Using Deep Learning Techniques Furniture İmage Classification


Creative Commons License

Kılıç K., Kılıç K., Özcan U., Doğru İ. A.

JOURNAL OF POLYTECHNIC-POLITEKNIK DERGISI, cilt.27, sa.5, ss.1903-1911, 2024 (ESCI)

  • Yayın Türü: Makale / Tam Makale
  • Cilt numarası: 27 Sayı: 5
  • Basım Tarihi: 2024
  • Doi Numarası: 10.2339/politeknik.1315328
  • Dergi Adı: JOURNAL OF POLYTECHNIC-POLITEKNIK DERGISI
  • Derginin Tarandığı İndeksler: Emerging Sources Citation Index (ESCI), TR DİZİN (ULAKBİM)
  • Sayfa Sayıları: ss.1903-1911
  • Yozgat Bozok Üniversitesi Adresli: Evet

Özet

The furniture sector is developing and progressing rapidly today. The difficulty of choosing among many different designs and styles in the furniture industry poses a problem for consumers and sellers. The aim of the paper is to solve the problems faced by consumers and furniture industry professionals with the classification of furniture images. Based on this objective, this paper addresses the use of artificial intelligence techniques for the classification of furniture images. Machine learning algorithms and neural networks are used to automatically classify furniture images.
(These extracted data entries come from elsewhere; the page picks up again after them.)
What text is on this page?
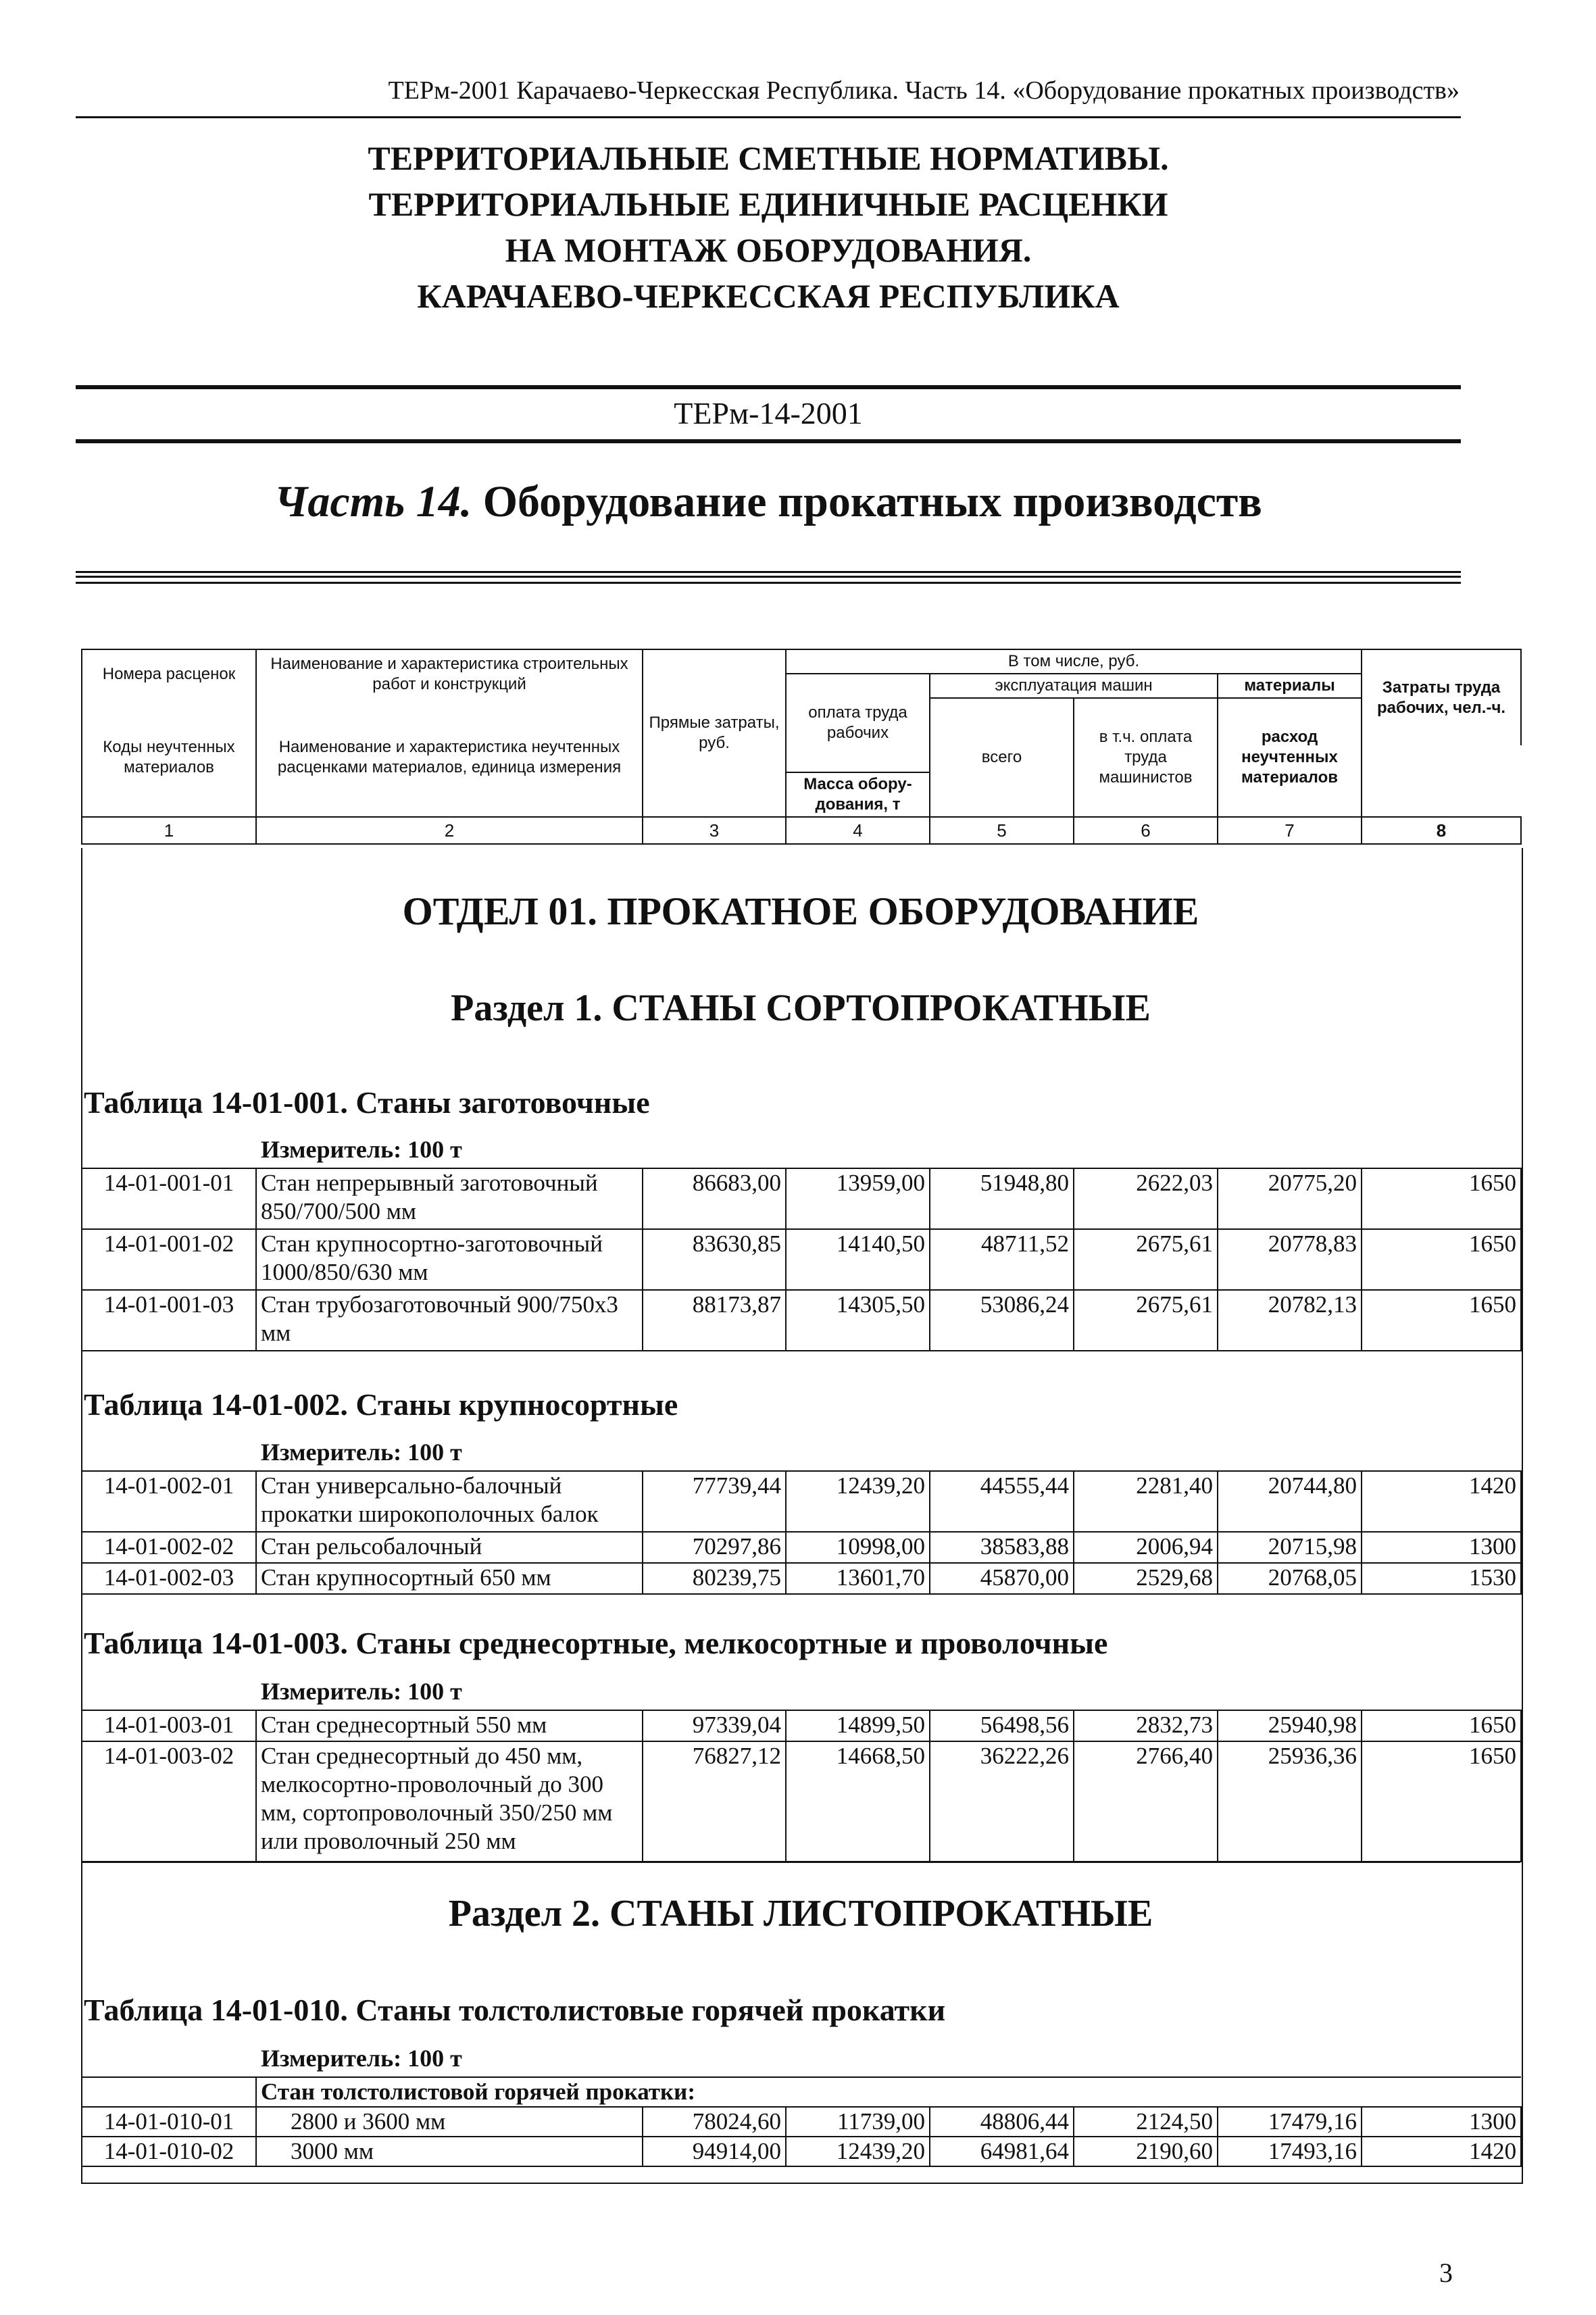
ТЕРм-2001 Карачаево-Черкесская Республика. Часть 14. «Оборудование прокатных производств»
ТЕРРИТОРИАЛЬНЫЕ СМЕТНЫЕ НОРМАТИВЫ.
ТЕРРИТОРИАЛЬНЫЕ ЕДИНИЧНЫЕ РАСЦЕНКИ
НА МОНТАЖ ОБОРУДОВАНИЯ.
КАРАЧАЕВО-ЧЕРКЕССКАЯ РЕСПУБЛИКА
ТЕРм-14-2001
Часть 14. Оборудование прокатных производств
Номера расценок	Наименование и характеристика строительных работ и конструкций	Прямые затраты, руб.	В том числе, руб.				Затраты труда рабочих, чел.-ч.
			оплата труда рабочих	эксплуатация машин		материалы	
Коды неучтенных материалов	Наименование и характеристика неучтенных расценками материалов, единица измерения			всего	в т.ч. оплата труда машинистов	расход неучтенных материалов	

			Масса обору-дования, т				
1	2	3	4	5	6	7	8
ОТДЕЛ 01. ПРОКАТНОЕ ОБОРУДОВАНИЕ
Раздел 1. СТАНЫ СОРТОПРОКАТНЫЕ
Таблица 14-01-001. Станы заготовочные
Измеритель: 100 т
14-01-001-01	Стан непрерывный заготовочный 850/700/500 мм	86683,00	13959,00	51948,80	2622,03	20775,20	1650
14-01-001-02	Стан крупносортно-заготовочный 1000/850/630 мм	83630,85	14140,50	48711,52	2675,61	20778,83	1650
14-01-001-03	Стан трубозаготовочный 900/750х3 мм	88173,87	14305,50	53086,24	2675,61	20782,13	1650
Таблица 14-01-002. Станы крупносортные
Измеритель: 100 т
14-01-002-01	Стан универсально-балочный прокатки широкополочных балок	77739,44	12439,20	44555,44	2281,40	20744,80	1420
14-01-002-02	Стан рельсобалочный	70297,86	10998,00	38583,88	2006,94	20715,98	1300
14-01-002-03	Стан крупносортный 650 мм	80239,75	13601,70	45870,00	2529,68	20768,05	1530
Таблица 14-01-003. Станы среднесортные, мелкосортные и проволочные
Измеритель: 100 т
14-01-003-01	Стан среднесортный 550 мм	97339,04	14899,50	56498,56	2832,73	25940,98	1650
14-01-003-02	Стан среднесортный до 450 мм, мелкосортно-проволочный до 300 мм, сортопроволочный 350/250 мм или проволочный 250 мм	76827,12	14668,50	36222,26	2766,40	25936,36	1650
Раздел 2. СТАНЫ ЛИСТОПРОКАТНЫЕ
Таблица 14-01-010. Станы толстолистовые горячей прокатки
Измеритель: 100 т
	Стан толстолистовой горячей прокатки:						
14-01-010-01	2800 и 3600 мм	78024,60	11739,00	48806,44	2124,50	17479,16	1300
14-01-010-02	3000 мм	94914,00	12439,20	64981,64	2190,60	17493,16	1420
3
In this paper, five different convolutional neural network architectures are used for the classification of furniture images: Alexnet, VGGNet-19, DenseNet-201, Squeezenet1.1 and ResNet-152. Using these architectures, VGG-19 and ResNet-152 achieved 98.87% classification accuracy. Five different furniture categories (bed, chair, sofa, swivel chair and table) are classified with VGGNet-19 and ResNet-152 architectures with an ROC (Receiver Operating Characteristic) value of 99.99%. In addition, it is reported that faster and more accurate results are obtained by using the transfer learning approach. SqueezeNet1.1 architectures provided an average classification accuracy of 97.07%, while the Alexnet model (94.15%) achieved the lowest accuracy. By using deep learning algorithms, the features of images are extracted and classified. This study shows that the technology has the potential to deliver a smarter and user-centered shopping experience. It also provides a furniture classification method that can provide a competitive advantage by increasing efficiency in furniture production and sales. The results obtained in the study show that CNN architectures used with transfer learning method are effective in analyzing and classifying furniture images.